Judges across Europe need to be aware that automatic injunctions are no longer suited to today’s complex patents system.

 

Second, there is a problem dubbed the ‘injunction gap’. This occurs in countries including Germany, where there is a system of bifurcation. This means that infringement and invalidity proceedings are handled by separate courts in separate proceedings.

 

Often, the injunction decision precedes the patent validity one. As a result, products are sometimes removed from the market even though the asserted patent is invalid. Judges could delay an injunction ruling pending the outcome of the validity decision but it doesn’t happen often enough.

 

Third, judges need to be aware that fee shifting doesn’t work with many PAEs, because they are shell companies with no assets.
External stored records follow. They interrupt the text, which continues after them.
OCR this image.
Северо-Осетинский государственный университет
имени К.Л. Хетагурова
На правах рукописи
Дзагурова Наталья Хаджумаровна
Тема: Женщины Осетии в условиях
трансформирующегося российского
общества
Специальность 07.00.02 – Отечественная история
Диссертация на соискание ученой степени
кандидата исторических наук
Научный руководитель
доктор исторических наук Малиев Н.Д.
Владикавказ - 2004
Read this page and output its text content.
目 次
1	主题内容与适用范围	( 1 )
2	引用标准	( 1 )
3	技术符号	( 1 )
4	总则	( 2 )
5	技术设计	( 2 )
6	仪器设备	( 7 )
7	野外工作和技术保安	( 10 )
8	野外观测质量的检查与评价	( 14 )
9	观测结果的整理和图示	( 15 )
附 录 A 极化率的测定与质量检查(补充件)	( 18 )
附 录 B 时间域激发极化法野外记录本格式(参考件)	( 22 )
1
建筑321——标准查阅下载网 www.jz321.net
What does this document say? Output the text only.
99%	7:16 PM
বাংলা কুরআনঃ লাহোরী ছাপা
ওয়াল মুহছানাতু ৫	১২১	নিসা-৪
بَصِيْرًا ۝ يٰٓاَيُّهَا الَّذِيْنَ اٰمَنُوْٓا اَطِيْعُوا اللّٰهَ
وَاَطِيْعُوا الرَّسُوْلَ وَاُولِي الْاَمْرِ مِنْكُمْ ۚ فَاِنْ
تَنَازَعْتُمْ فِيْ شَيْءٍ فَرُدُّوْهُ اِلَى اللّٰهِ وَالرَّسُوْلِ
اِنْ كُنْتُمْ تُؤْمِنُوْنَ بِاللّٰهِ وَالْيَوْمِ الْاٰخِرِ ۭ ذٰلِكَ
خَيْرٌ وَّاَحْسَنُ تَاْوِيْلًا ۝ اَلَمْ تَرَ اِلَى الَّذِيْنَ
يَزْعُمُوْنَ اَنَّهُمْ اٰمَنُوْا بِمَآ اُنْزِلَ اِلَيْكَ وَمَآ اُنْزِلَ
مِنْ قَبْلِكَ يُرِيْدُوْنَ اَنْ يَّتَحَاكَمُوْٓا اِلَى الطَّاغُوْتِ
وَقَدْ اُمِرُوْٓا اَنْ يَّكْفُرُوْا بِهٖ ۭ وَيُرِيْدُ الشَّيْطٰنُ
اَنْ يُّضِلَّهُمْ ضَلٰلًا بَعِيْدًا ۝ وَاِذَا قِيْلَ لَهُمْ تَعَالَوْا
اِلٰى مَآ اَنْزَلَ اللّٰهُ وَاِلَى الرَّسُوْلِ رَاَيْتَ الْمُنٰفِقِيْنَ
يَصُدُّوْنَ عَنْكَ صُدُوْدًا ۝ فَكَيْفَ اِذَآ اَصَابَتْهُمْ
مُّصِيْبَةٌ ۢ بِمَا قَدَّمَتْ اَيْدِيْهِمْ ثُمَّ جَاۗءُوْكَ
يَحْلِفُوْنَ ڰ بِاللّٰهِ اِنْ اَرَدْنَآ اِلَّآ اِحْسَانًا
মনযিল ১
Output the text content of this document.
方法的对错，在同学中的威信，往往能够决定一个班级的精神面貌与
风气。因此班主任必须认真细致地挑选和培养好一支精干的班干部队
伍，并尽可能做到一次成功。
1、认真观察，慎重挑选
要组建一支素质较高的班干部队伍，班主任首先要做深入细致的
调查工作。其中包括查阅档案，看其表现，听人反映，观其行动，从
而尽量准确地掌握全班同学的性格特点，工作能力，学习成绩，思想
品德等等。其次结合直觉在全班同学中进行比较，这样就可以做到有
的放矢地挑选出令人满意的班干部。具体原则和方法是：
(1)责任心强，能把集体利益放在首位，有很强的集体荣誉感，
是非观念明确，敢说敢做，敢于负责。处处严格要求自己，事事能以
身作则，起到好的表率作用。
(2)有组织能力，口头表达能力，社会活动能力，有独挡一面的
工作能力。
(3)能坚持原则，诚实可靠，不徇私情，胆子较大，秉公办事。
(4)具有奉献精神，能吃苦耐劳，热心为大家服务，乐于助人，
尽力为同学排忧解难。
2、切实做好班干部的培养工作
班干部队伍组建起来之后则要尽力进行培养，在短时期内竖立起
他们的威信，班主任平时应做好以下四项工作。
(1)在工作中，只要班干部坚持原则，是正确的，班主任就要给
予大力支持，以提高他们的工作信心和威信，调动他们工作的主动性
Fee shifting hands the winning side’s legal costs to the loser in a case. In principle it’s a good deterrent for opportunistic patent claims, like the ones made by PAEs. However, when the PAE has no assets it doesn’t suffer this financial downside.

 

When the UPC gets going, judges from around Europe who are specialised in patent cases will preside over the new courts. They will be dealing with PAEs hoping to exploit the new super jurisdiction for supersized profits. Judges are well placed to stamp out such patent abuse, but in order to do so they need to move away from granting automatic injunctions.

 

Judges need to be made aware of alternative solutions, instead of adopting a one-size-fits-all approach to patent infringement cases. Where a disputed patent is found to have been breached they should consider imposing damages rather than pulling products from the market.

 

In some cases they should be more flexible in how they design an injunction, for instance allowing the sale of already produced and distributed infringing products in exchange for royalties, coupled with a delay in the start of the injunction to allow a new product design to be implemented.    

 

And when dealing with PAEs, judges need to be aware of the obscure structures of assetless shell companies. If there is any doubt over the PAEs ability to cover legal costs in a trial then judges should force them to post a security in advance. This would deter many opportunistic patent claims.

 

The UPC promises to be a shot in the arm for innovation in Europe. Preparing judges for this important step forward is essential. Judges need to use their discretion in patent infringement cases, and to apply remedies that are proportionate, just as it states in European law. It’s time for Europe to get its patents house in order.